臨床の最前線から、グローバルなメンタルヘルス支援へ

Global Resilience 代表の池田俊一郎が、精神科医として、そして一人の海外生活経験者として、この事業を設立するに至った背景をご紹介します。

1. 精神救急・急性期医療での原体験 

自治医科大学卒業後、大阪府立急性期総合医療センターや大阪府立精神医療センターにて、精神科救急や急性期医療の最前線に身を置きました。そこで目にしたのは、環境の激変や過度なプレッシャーによって、ある日突然、心が折れてしまう多くの人々の姿でした。

「もっと早い段階で、専門的な介入ができていれば……」

この時の想いが、現在の「予防医学」を重視するスタイルの原点となっています。

2. 専門性の深化と学術研究 

その後、大阪大学大学院や関西医科大学にて、臨床神経生理学や認知行動生理学の研究に従事しました。客観的なエビデンスに基づいた診断と、人間の行動変容を科学的に捉える視点を養い、精神科専門医・指導医としての専門性を高めてまいりました。

3. スイス留学で直面した「異文化適応」の壁 

2017年、スイス・ベルン大学精神科病院への留学(Research Fellow)という大きな転機が訪れます。

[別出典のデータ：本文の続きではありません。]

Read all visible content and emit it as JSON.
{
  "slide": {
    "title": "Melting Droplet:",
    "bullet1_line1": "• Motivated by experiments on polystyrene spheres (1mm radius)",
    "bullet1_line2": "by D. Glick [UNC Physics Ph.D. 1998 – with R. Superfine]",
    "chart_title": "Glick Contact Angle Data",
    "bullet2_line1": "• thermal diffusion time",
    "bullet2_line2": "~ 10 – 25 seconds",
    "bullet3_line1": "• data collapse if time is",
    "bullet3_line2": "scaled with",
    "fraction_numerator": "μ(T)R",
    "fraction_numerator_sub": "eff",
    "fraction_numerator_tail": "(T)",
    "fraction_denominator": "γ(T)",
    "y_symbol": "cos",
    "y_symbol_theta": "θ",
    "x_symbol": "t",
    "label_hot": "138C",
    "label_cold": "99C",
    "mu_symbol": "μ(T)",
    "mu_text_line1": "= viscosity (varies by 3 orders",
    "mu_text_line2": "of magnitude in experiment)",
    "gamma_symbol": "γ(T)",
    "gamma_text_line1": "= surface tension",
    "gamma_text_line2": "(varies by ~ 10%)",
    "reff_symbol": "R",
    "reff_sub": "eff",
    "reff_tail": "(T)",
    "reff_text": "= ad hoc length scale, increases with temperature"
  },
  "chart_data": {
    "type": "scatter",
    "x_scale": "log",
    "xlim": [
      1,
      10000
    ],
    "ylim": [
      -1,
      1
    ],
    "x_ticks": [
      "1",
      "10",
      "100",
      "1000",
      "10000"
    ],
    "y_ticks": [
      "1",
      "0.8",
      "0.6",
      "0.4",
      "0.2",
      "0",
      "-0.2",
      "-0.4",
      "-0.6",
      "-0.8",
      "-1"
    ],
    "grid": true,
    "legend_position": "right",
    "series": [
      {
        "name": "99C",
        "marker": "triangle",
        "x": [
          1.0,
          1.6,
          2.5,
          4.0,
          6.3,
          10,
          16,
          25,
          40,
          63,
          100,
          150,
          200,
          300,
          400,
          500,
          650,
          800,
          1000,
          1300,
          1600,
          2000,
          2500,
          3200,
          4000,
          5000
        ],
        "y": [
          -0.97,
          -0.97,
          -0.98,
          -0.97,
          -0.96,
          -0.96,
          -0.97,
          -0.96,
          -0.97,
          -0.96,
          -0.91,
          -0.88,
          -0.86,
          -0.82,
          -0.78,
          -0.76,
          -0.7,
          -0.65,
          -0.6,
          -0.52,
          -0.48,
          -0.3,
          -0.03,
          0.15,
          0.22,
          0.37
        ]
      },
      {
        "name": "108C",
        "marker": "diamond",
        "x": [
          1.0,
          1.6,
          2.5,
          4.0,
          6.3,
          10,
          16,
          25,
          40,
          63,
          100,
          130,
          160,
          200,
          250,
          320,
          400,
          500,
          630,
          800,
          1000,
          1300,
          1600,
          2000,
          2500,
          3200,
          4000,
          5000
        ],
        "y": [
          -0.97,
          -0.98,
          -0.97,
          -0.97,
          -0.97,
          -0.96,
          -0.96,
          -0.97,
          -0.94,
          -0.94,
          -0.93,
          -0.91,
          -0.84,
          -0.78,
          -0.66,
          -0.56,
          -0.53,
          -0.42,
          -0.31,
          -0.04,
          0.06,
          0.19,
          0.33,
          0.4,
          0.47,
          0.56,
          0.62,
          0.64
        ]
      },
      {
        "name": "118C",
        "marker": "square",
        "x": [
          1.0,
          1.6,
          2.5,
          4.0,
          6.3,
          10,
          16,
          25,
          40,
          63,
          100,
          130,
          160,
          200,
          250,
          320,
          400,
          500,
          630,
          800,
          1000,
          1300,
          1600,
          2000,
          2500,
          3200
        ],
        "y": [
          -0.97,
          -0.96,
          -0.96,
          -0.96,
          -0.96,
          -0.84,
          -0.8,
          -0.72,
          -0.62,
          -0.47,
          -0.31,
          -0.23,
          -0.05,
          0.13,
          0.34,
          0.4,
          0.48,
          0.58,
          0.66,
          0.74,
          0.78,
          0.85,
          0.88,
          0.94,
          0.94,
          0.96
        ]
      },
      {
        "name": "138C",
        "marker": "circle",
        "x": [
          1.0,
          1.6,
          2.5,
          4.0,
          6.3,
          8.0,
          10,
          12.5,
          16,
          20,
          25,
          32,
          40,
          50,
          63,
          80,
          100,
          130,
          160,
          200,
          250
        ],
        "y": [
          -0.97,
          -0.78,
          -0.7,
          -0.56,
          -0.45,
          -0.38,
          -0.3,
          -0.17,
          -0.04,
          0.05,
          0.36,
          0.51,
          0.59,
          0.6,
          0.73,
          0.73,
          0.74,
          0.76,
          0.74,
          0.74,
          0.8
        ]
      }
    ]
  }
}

専門家として「ストレス」を理解していたはずの私自身も、言葉の壁、文化の違い、そして日本とは異なる社会システムの中で、深い孤独と適応の難しさを実体験しました。

この時、海外で戦う日本人が必要としているのは、単なる「医療」だけでなく、文化の差異を理解し、しなやかに立ち直るための「レジリエンス(回復力)」のサポートであると確信したのです。

スイスのマッターホルンの景色(本当にこのままでした)

4. Global Resilience の設立 

帰国後、これまでの「臨床経験」「研究成果」、そして「自らの海外経験」を融合させ、海外赴任者とその組織を支えるための専門プラットフォームを構築しました。

海外赴任を「犠牲」や「リスク」の経験に終わらせず、個人と企業の双方にとって「一生の資産」に変えていくこと。それが、私たちの使命です。